As a movie, it’s pretty bad. The plot is a cliché, the characters are two dimensional, the actors are mostly second rate — and the few first rate actors are phoning it in. It has a fairly simple premise, but just can’t stop explaining this premise. It doesn’t seem to understand the difference between ‘atmospheric’ and ‘slow’.
What can I say that’s nice? It’s quite prettily shot, I guess. The CG is okay, and the way that killed demons turn into fire and go into the ground while gargoyles turn into light and go upwards is a cool touch. Some of the fight scenes aren’t bad. There’s lots of scenes of people entering or exiting a scene by breaking through a window and — Lord help me — I’m just dumb enough to enjoy that sort of thing.
So let’s not worry too much about I, Frankenstein as a movie. Let’s look at it specifically as a Frankenstein movie. What does it say about Frankenstein’s Monster? Well it takes his side from the start, going so far as to have the gargoyles simply write off his murder of Elizabeth as no biggie. The film gives the Monster a name and implies that he’s capable of gaining the soul that his maker never gave him.
The flip side of that is the Monster is a straight up badass action hero, giving him little chance to give the character much in the way of humanity. He kills without mercy and tortured captured enemies when it suit him. This is a) pretty straightforward generic badass action hero stuff and therefore b) monstrous.
Partly this failure comes because of Eckhart’s limitations as an actor, and partly it comes from the imperative of this sort of movie, in which all the characters need to be grim and hardbitten, showing a very small range of emotion.
It could be better. Remember Karloff? Remember just how much of the Monster’s interiority he could display, even with his facial range limited by the heavy makeup. By comparison, Eckhart shows us little of what is going on inside in his alleged search for a soul.

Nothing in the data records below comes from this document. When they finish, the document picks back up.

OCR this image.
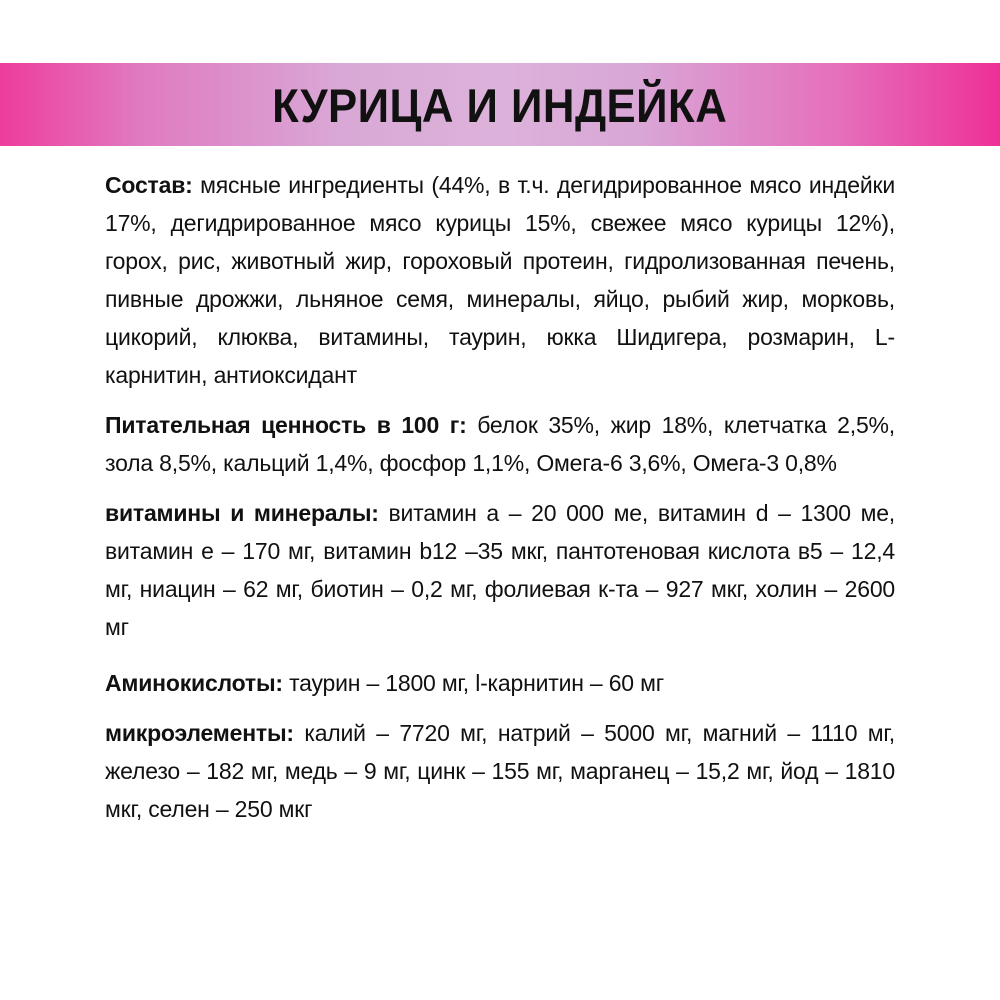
КУРИЦА И ИНДЕЙКА

Состав: мясные ингредиенты (44%, в т.ч. дегидрированное мясо индейки 17%, дегидрированное мясо курицы 15%, свежее мясо курицы 12%), горох, рис, животный жир, гороховый протеин, гидролизованная печень, пивные дрожжи, льняное семя, минералы, яйцо, рыбий жир, морковь, цикорий, клюква, витамины, таурин, юкка Шидигера, розмарин, L-карнитин, антиоксидант

Питательная ценность в 100 г: белок 35%, жир 18%, клетчатка 2,5%, зола 8,5%, кальций 1,4%, фосфор 1,1%, Омега-6 3,6%, Омега-3 0,8%

витамины и минералы: витамин а – 20 000 ме, витамин d – 1300 ме, витамин е – 170 мг, витамин b12 –35 мкг, пантотеновая кислота в5 – 12,4 мг, ниацин – 62 мг, биотин – 0,2 мг, фолиевая к-та – 927 мкг, холин – 2600 мг

Аминокислоты: таурин – 1800 мг, l-карнитин – 60 мг

микроэлементы: калий – 7720 мг, натрий – 5000 мг, магний – 1110 мг, железо – 182 мг, медь – 9 мг, цинк – 155 мг, марганец – 15,2 мг, йод – 1810 мкг, селен – 250 мкг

Honestly, if you want to see ‘monster in search of humanity’ in an action movie setting, I recommend the Daniel Craig James Bond movies. They do it pretty well. Sometimes.
That’s about all I have to say about this one. If you like slightly dour action sequences and don’t mind skipping through the boring bits, I guess there’s worse ways to kill half an hour than I, Frankenstein.
Glad to have managed your expectations. No need to thank me.